Now let's go back to where I-90 heads into the narrow gap at the south end of Grouse Ridge. (See right view [285 KB].) This is Twin Falls. (In the old days of Highway 10 there was a rest stop there, where one could peer down at the Upper Falls. Now there's a hydroelectric dam there; if you watch carefully, you can see the top of the dam on the north side as you speed by.) Just above that there appears to be a large landslide slipping to the right (sorry, it's just a bright blur in the picture); that is the sand and gravel quarry at exit 38. Closer in and to the right, hard up against the foot of Mt. Washington, is another gash. This is the old gravel quarry at Ragnar, situated on the old Milwaukee Railroad grade (now the John Wayne Pioneer Trail). The old grade used to be visible as it swept toward Cedar Butte, but now the trees have grown over it. If you can see it through the trees, note that the lower elevations of Mount Washington between Ragnar and Cedar Butte are quite steep; I'll discuss why in the geology section.
If you can make out how Edgewick Road goes south from Truck Town to the point where it meets the access road going due east to Twin Falls State Park, you'll have a good idea of where the bridge over the South Fork is. The hamlet of Edgewick that was destroyed in the flood of the Boxley Blowout was just this side of that.

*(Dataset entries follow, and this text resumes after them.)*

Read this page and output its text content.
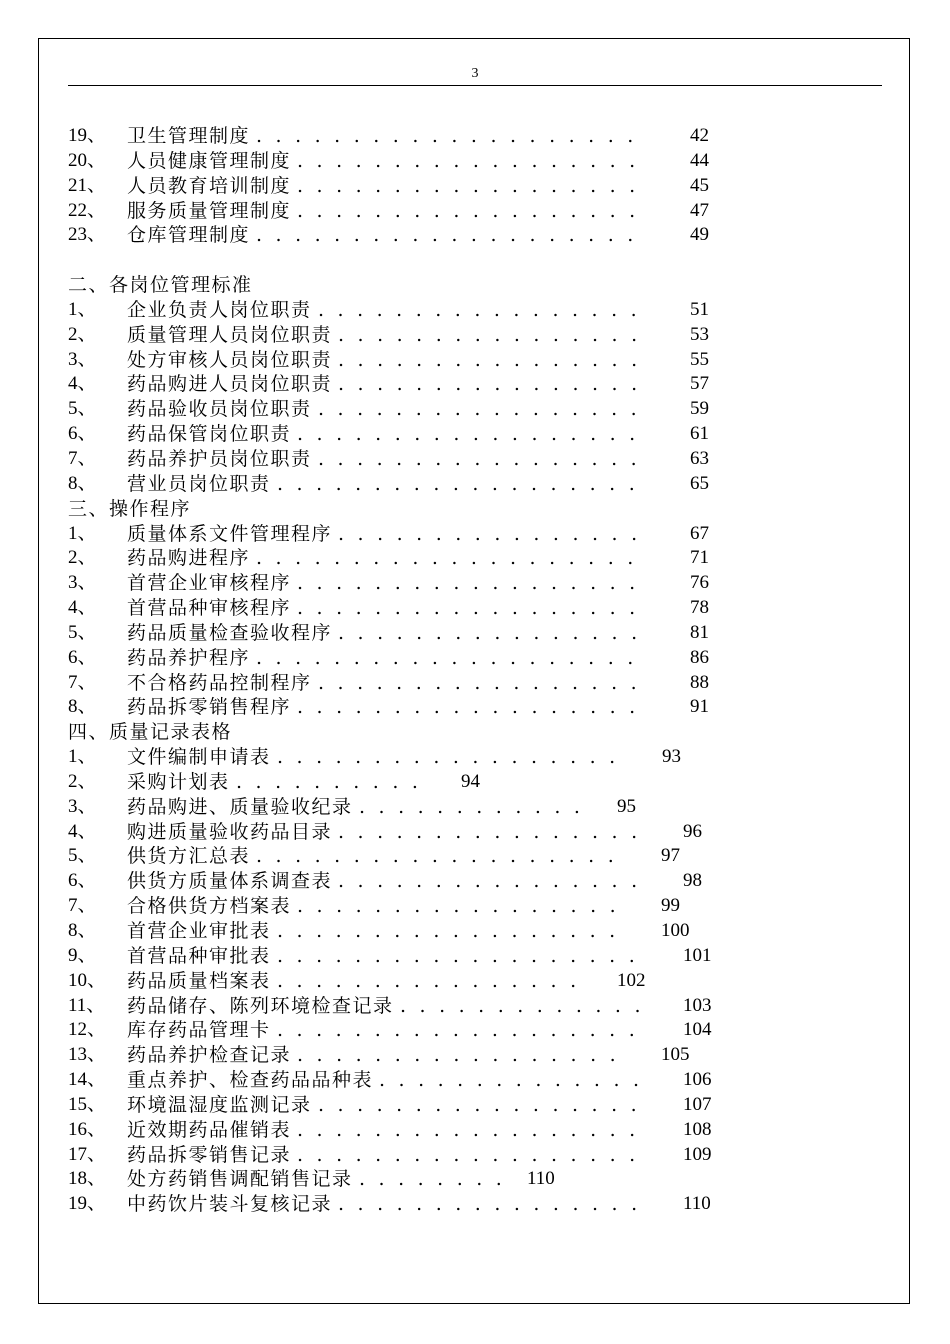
3
19、 卫生管理制度 ....................	42
20、 人员健康管理制度 ..................	44
21、 人员教育培训制度 ..................	45
22、 服务质量管理制度 ..................	47
23、 仓库管理制度 ....................	49
二、各岗位管理标准
1、 企业负责人岗位职责 .................	51
2、 质量管理人员岗位职责 ................	53
3、 处方审核人员岗位职责 ................	55
4、 药品购进人员岗位职责 ................	57
5、 药品验收员岗位职责 .................	59
6、 药品保管岗位职责 ..................	61
7、 药品养护员岗位职责 .................	63
8、 营业员岗位职责 ...................	65
三、操作程序
1、 质量体系文件管理程序 ................	67
2、 药品购进程序 ....................	71
3、 首营企业审核程序 ..................	76
4、 首营品种审核程序 ..................	78
5、 药品质量检查验收程序 ................	81
6、 药品养护程序 ....................	86
7、 不合格药品控制程序 .................	88
8、 药品拆零销售程序 ..................	91
四、质量记录表格
1、 文件编制申请表 ..................	93
2、 采购计划表 ..........	94
3、 药品购进、质量验收纪录 ............	95
4、 购进质量验收药品目录 ................	96
5、 供货方汇总表 ...................	97
6、 供货方质量体系调查表 ................	98
7、 合格供货方档案表 .................	99
8、 首营企业审批表 ..................	100
9、 首营品种审批表 ...................	101
10、 药品质量档案表 ................	102
11、 药品储存、陈列环境检查记录 .............	103
12、 库存药品管理卡 ...................	104
13、 药品养护检查记录 .................	105
14、 重点养护、检查药品品种表 ..............	106
15、 环境温湿度监测记录 .................	107
16、 近效期药品催销表 ..................	108
17、 药品拆零销售记录 ..................	109
18、 处方药销售调配销售记录 ........ 110
19、 中药饮片装斗复核记录 ................	110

Grouse Ridge extends across the entire Middle Fork valley like a dam. This is a moraine, or deposit, left behind by a glacier. Only this is not a terminal moraine (i.e., a moraine left at the furthest advance) of a glacier coming out of the valley, such as we might expect having seen the glaciers on Mount Rainer, even though this valley is a classic U-shaped valley such as glaciers carve. This is actually a moraine left by the glacier that flowed several hundred miles from British Columbia (not in sight from here!). It is so flat because it is a delta moraine, that was deposited in a lake. In looking up the valley of the Middle Fork you are in a sense looking into the side of what once was a glacially impounded lake. (See geology for more details.)
This moraine dammed (and still does) the original course of the South Fork of the Snoqualmie River. There isn't a lake behind it because it all filled in (what's now Ollalie State Park, past exit 38), forcing the river out of its channel and into its current channel over a rock ledge at Twin Falls. And having carved a channel into the rock, it can't get out to wash away the little that remains of the dam. The same thing happened to the Cedar River: once it flowed towards North Bend and joined the Snoqualmie River, but the glacier forced it up onto a spur of rock, and through the gap southwest of Rattlesnake Lake. By the time the glacier receded, it was caught in a channel it couldn't get out of--until the Masonry Dam was built. And then it did try to cut a new channel back to the Snoqualmie Valley just behind Cedar Butte (see Boxley Blowout).
Views to the south are largely obscured by the trees, and better seen from the Ledges. (See the view from the Ledges.) The fleeting glimpses to be obtained to the south look out over the Cedar Embankment, where the terrain gently slopes toward the City of Seattle's Chester Morse Reservoir (formerly Cedar Lake) to the south-southeast, and the Masonry Dam, about a mile south-southwest. (There used to be a view of the dam, but the trees at the dam have hidden it.) The Embankment is the deposit of gravel and till that has filled the original channel of the Cedar River, much as happened on the South Fork of the Snoqualmie River.
From the viewpoint further down on the new trail you are, of course, looking at Rattlesnake Lake and the south end of Rattlesnake Mountain; the Ledges are not quite as impressive looking as they are in profile. Down below is the John Wayne Pioneer Trail, where you hiked in on, and to the right of that you can make out Christmas Lake. (From the Ledges you can also see Rainbow Lake, but that is at a slightly lower elevation and not visible from here.)
The best guide for identifying these views is Richard Pargeter's "The North Central Cascades" pictorial map.